The timing matters for three reasons. First, independent agencies in the $20M-$50M revenue band face heightened pressure from both upstart micro-shops undercutting on price and holding-company networks offering integrated media-creative bundles. Joan's creative-first positioning worked during the brand-building boom of 2016-2021 but now competes against performance-marketing urgency from CFO-led procurement. Second, Robinson's exit removes half of the founding equity equation, concentrating decision authority in Clunie but also reducing the founder story that differentiated Joan in new-business pitches. Third, the move arrives as luxury-spirits clients—Joan's core—face slowing growth. Patrón parent Bacardi reported flat North American sales in Q4 2024, and premium tequila category growth decelerated to 3.2% from 8.7% a year prior, per IWSR data.
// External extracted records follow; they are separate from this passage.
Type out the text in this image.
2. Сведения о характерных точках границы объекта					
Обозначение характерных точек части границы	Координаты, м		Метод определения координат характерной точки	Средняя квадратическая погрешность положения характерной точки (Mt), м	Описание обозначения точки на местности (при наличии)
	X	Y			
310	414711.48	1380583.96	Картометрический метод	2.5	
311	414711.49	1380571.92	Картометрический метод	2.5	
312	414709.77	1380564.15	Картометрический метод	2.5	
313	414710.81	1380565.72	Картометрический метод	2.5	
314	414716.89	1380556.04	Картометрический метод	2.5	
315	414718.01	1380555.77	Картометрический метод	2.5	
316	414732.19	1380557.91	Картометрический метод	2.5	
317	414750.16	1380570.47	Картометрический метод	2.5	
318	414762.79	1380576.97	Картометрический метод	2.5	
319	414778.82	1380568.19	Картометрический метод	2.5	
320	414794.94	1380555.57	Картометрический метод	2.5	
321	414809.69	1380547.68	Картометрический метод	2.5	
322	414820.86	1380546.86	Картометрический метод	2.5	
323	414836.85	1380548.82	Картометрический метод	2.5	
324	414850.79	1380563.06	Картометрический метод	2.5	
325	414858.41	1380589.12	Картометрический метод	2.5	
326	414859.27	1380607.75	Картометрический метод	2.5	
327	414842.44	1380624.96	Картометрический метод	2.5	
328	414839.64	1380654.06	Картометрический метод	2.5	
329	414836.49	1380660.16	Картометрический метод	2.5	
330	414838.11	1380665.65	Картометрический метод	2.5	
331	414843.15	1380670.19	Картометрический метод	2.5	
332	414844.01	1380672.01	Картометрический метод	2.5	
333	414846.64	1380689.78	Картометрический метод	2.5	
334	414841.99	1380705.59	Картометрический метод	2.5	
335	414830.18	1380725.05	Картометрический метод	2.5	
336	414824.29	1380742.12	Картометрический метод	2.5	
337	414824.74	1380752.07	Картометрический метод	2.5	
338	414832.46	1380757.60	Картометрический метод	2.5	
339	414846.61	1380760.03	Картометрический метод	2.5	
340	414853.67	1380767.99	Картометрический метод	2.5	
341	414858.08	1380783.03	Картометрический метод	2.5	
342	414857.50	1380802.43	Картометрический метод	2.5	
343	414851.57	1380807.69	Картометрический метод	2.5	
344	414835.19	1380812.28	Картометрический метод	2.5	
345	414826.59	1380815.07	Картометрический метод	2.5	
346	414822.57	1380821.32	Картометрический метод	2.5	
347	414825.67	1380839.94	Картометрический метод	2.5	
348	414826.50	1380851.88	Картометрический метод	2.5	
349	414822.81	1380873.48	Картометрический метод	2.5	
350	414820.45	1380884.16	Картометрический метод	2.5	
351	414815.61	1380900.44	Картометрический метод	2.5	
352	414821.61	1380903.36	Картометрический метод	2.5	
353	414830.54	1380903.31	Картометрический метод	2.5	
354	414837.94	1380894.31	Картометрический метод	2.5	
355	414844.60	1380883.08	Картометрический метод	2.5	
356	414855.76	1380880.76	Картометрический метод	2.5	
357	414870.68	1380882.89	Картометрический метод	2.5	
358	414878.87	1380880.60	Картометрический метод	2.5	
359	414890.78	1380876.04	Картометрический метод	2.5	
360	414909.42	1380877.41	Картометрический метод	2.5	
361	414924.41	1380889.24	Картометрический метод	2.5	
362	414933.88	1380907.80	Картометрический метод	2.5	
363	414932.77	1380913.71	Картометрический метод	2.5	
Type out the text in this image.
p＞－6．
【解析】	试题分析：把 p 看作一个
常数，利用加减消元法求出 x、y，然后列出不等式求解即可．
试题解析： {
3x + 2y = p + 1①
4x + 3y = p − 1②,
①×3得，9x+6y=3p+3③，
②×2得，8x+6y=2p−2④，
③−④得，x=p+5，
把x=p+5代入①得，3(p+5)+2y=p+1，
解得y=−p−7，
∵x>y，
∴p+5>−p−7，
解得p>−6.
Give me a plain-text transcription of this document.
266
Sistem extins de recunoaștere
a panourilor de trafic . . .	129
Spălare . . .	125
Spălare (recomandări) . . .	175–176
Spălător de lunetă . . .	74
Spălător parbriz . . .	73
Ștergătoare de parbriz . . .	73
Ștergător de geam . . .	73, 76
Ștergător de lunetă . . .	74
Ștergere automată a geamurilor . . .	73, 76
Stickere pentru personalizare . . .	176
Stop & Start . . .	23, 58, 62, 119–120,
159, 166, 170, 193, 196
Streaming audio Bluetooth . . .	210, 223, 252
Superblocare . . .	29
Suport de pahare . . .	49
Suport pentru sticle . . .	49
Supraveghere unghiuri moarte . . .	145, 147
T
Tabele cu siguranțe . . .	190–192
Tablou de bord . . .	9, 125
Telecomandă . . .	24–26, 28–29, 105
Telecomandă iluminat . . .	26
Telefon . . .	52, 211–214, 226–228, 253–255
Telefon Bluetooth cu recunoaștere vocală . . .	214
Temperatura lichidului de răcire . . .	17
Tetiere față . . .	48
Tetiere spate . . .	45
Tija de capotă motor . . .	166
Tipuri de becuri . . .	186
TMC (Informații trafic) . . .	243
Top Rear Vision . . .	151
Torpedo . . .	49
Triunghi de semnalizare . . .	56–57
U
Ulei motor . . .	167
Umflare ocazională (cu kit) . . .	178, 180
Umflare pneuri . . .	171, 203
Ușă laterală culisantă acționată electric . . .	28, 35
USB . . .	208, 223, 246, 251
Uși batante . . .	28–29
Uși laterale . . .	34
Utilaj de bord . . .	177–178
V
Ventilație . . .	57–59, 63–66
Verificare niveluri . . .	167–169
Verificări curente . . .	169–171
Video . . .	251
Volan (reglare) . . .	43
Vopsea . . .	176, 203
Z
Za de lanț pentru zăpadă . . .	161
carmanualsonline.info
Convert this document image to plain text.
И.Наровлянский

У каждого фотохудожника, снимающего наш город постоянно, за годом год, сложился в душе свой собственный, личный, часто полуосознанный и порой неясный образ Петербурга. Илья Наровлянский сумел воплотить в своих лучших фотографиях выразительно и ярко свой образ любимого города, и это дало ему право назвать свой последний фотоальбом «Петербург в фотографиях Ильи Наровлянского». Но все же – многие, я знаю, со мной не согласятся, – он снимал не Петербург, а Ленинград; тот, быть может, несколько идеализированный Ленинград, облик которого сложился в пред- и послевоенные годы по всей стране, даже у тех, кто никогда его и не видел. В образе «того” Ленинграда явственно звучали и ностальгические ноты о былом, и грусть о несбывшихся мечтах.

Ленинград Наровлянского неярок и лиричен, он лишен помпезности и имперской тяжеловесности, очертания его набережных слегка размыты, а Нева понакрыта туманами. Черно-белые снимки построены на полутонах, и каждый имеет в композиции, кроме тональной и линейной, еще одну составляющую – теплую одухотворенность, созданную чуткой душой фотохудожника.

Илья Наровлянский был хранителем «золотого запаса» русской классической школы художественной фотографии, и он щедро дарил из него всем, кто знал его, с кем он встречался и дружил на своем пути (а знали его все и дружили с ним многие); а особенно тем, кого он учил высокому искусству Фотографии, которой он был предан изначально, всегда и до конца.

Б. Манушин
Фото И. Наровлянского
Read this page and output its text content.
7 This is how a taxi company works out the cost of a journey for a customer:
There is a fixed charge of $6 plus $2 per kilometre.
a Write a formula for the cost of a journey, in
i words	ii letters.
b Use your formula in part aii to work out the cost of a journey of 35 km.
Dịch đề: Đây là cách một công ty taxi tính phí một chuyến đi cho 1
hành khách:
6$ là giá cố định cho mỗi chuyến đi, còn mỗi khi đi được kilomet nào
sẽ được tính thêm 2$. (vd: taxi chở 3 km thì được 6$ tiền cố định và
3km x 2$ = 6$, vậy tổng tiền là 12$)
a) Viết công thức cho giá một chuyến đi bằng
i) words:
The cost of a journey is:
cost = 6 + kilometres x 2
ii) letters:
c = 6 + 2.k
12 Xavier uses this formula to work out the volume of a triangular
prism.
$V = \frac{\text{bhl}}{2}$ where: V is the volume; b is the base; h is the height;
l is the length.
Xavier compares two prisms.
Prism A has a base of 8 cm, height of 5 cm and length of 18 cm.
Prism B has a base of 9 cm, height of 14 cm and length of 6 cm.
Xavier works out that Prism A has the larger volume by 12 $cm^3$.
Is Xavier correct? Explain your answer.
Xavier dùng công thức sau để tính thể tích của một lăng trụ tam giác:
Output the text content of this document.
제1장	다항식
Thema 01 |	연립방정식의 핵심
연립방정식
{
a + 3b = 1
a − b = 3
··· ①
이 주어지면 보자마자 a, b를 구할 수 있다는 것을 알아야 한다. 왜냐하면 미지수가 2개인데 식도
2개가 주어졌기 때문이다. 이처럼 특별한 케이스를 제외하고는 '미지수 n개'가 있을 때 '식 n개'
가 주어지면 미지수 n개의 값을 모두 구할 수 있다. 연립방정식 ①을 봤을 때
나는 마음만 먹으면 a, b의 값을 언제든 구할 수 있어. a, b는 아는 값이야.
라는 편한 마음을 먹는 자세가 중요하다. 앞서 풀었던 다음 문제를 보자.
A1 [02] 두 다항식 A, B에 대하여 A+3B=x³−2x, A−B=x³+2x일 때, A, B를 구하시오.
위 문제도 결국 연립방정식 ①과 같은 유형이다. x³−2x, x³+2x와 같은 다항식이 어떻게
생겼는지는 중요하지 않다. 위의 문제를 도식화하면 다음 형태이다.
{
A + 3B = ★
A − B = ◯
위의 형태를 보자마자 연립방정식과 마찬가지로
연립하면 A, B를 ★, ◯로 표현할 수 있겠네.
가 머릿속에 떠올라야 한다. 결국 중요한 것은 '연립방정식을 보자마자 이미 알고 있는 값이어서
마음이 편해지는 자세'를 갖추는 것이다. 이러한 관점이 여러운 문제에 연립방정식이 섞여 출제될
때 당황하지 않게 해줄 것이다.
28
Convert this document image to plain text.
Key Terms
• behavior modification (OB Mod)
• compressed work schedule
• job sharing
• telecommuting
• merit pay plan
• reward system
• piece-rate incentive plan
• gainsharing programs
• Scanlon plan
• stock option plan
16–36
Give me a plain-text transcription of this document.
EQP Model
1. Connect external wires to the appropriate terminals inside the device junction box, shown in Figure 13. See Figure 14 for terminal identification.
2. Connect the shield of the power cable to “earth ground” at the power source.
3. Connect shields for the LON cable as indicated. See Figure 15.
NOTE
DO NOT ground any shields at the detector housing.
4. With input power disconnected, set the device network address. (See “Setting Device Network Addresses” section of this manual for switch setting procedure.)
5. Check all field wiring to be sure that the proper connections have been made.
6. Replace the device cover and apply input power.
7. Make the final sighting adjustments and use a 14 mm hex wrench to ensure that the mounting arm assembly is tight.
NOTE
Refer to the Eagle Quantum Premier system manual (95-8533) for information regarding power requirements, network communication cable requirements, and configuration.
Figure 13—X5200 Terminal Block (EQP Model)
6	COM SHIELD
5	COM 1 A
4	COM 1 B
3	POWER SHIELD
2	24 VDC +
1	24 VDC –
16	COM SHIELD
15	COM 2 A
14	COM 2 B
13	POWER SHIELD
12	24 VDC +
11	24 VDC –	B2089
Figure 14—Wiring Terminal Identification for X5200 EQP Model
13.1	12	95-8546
Operators should watch whether Joan announces a minority investment or advisory-board additions within 90 days—standard moves to stabilize post-founder-exit perception. Allocators tracking agency M&A should note that single-leader independent shops typically transact at 4.2x EBITDA versus 5.8x for dual-founder structures, per Clarity Capital's 2024 agency transactions report. The solo-CEO structure also increases acquisition appeal for holding companies seeking tuck-in creative capabilities without founder-retention complexity. Joan's client roster skews luxury and premium, categories where brand CMOs still allocate 18-22% of budgets to creative development versus 8-12% in mass consumer, making the shop a logical target for networks rebuilding creative credentials after losing talent to independents over the past decade.
Clunie's next hire—whether a CCO replacement or a COO to handle operations—will signal whether Joan intends to scale toward $50M and holding-company acquisition or stabilize at current size as a boutique. The agency has not won a major new account since landing a Google project in mid-2023, and its last reported new-business win exceeded $5 million in fees over two years ago.